LMI Merger definition

LMI Merger means the merger of LMI Merger Sub with and into LMI as set forth in Section 3.1(a).

Examples of LMI Merger in a sentence

  • The Bylaws of LMI Merger Sub will be the Bylaws of the Surviving LMI Corporation until thereafter amended in accordance with the terms thereof, the certificate of incorporation of the Surviving LMI Corporation and the DGCL.

  • HoldCo has caused LMI Merger Sub and UGC Merger Sub to be organized for the sole purpose of effecting the Mergers contemplated herein.

  • LMI is not aware of any agreement, plan or other circumstance that would prevent the LMI Merger from qualifying under Section 368(a) of the Code.

  • The authorized capital stock of LMI Merger Sub consists of 100 shares of common stock, par value $0.01 per share, of which one share has been issued to HoldCo at a price of $0.01 per share and no other shares are issued or outstanding.

  • Each of LMI, each Significant LMI Subsidiary (as defined below), HoldCo, LMI Merger Sub and UGC Merger Sub is a corporation, partnership, limited liability company or other business association duly organized, validly existing and in good standing under the laws of the jurisdiction of its incorporation or organization.

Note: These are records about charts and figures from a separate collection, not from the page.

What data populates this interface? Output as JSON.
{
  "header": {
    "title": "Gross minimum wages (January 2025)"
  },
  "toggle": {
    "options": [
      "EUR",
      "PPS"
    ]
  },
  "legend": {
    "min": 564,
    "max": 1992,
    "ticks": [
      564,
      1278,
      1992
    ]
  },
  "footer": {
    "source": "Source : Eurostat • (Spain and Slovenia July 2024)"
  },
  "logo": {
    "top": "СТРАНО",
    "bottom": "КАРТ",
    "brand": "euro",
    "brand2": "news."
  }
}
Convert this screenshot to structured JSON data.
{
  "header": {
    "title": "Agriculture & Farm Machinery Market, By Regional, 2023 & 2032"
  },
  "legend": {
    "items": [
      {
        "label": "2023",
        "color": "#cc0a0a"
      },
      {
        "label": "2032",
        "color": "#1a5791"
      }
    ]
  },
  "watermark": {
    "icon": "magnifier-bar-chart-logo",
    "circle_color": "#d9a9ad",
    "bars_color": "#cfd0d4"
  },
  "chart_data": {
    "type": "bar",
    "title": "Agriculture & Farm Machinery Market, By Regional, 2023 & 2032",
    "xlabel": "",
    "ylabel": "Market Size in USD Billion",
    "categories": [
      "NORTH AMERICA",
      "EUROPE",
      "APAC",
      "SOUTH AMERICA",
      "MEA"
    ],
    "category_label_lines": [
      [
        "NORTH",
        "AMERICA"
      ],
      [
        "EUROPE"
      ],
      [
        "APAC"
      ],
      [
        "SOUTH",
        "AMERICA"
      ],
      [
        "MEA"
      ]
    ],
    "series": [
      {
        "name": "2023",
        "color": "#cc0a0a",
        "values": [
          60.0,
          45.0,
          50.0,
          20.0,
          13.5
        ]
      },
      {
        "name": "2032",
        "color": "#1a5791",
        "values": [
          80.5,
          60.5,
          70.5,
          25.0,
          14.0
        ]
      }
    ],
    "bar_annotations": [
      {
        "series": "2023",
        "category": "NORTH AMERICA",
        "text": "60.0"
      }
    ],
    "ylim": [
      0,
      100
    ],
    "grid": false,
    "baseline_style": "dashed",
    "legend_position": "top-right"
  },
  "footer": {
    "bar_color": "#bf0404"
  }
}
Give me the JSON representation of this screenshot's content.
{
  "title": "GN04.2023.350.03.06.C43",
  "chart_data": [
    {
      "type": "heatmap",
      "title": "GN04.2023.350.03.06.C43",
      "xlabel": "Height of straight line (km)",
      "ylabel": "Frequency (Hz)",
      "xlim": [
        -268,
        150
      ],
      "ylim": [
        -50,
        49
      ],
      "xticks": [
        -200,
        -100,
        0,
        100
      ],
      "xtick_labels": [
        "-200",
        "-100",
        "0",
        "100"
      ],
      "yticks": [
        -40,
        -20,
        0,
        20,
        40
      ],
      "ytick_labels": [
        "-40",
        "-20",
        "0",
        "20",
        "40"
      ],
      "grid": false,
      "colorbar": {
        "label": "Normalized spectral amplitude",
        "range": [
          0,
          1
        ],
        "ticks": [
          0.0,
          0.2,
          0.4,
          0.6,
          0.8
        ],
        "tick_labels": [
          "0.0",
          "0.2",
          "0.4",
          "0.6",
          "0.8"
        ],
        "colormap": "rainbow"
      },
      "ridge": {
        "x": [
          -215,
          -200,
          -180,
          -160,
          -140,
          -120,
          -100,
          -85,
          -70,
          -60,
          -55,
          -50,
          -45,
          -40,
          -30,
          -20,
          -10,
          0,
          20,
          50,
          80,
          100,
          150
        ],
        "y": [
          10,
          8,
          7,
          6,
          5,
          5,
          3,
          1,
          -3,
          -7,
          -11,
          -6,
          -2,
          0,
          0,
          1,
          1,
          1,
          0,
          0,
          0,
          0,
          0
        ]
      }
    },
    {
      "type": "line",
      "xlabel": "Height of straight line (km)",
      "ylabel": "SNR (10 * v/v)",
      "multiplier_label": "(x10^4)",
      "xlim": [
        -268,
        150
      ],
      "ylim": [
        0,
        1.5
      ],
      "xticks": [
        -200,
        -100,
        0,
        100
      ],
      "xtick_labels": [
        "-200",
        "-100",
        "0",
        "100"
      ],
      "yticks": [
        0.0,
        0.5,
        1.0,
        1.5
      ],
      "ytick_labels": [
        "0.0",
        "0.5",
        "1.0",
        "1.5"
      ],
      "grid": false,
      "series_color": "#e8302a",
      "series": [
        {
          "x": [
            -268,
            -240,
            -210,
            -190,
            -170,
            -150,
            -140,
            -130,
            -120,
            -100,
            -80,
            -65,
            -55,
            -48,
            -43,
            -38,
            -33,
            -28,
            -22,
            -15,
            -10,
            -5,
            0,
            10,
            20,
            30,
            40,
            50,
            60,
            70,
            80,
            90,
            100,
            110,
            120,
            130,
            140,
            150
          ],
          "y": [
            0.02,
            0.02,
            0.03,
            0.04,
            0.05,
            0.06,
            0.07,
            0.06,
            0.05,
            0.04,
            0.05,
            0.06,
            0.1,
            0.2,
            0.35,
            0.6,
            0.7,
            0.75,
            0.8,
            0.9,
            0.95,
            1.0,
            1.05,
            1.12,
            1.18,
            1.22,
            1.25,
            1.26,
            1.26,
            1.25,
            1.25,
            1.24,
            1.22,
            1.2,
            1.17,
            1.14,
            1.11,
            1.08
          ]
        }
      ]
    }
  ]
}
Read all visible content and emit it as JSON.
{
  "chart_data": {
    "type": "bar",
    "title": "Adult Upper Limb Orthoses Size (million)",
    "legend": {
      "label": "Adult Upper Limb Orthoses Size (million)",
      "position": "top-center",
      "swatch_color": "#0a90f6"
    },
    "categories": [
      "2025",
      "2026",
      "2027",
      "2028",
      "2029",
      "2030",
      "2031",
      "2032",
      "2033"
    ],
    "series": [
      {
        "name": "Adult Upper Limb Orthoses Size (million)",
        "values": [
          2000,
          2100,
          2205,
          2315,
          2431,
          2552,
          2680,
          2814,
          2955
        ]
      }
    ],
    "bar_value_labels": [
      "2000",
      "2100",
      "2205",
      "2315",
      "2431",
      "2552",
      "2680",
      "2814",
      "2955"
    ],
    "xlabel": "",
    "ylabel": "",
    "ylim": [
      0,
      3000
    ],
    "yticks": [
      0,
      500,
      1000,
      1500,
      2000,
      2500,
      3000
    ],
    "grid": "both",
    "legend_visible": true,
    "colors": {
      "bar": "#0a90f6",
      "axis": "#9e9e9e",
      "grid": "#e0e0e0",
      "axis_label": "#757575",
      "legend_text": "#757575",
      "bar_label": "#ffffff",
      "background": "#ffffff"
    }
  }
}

  • LMI, in its capacity as the sole stockholder of HoldCo, has adopted and approved this Agreement by all action required by the DGCL, the HoldCo Charter and the HoldCo Bylaws to be taken and shall cause HoldCo, as the sole stockholder of each of LMI Merger Sub and UGC Merger Sub, to take all action required by the DGCL and the respective charters and bylaws of LMI Merger Sub and UGC Merger Sub to adopt and approve this Agreement.

  • Subject to the terms and conditions of this Agreement, LMI shall cause HoldCo to perform, and shall cause HoldCo to cause each of LMI Merger Sub and UGC Merger Sub to perform, their respective obligations under this Agreement.

  • At the Effective Time, by virtue of the LMI Merger and without any action on the part of any party hereto or any holder of shares of stock of LMI Merger Sub, each share of common stock of LMI Merger Sub outstanding immediately prior to the Effective Time will be converted into and become one validly issued, fully paid and nonassessable share of common stock of the Surviving LMI Corporation.

  • No investment banker, broker, finder, consultant or intermediary is entitled to any brokerage, finder’s or other fee or commission in connection with this Agreement, the LMI Merger and the other transactions contemplated hereby based upon arrangements made by or on behalf of LMI or LMI Merger Sub other than Banc of America Securities LLC.

  • Each such director and officer shall remain in office until his or her successor is duly elected or appointed and qualified in accordance with the Certificate of Incorporation and Bylaws of LMI Merger Sub and the DGCL or until such person’s earlier death, resignation or removal.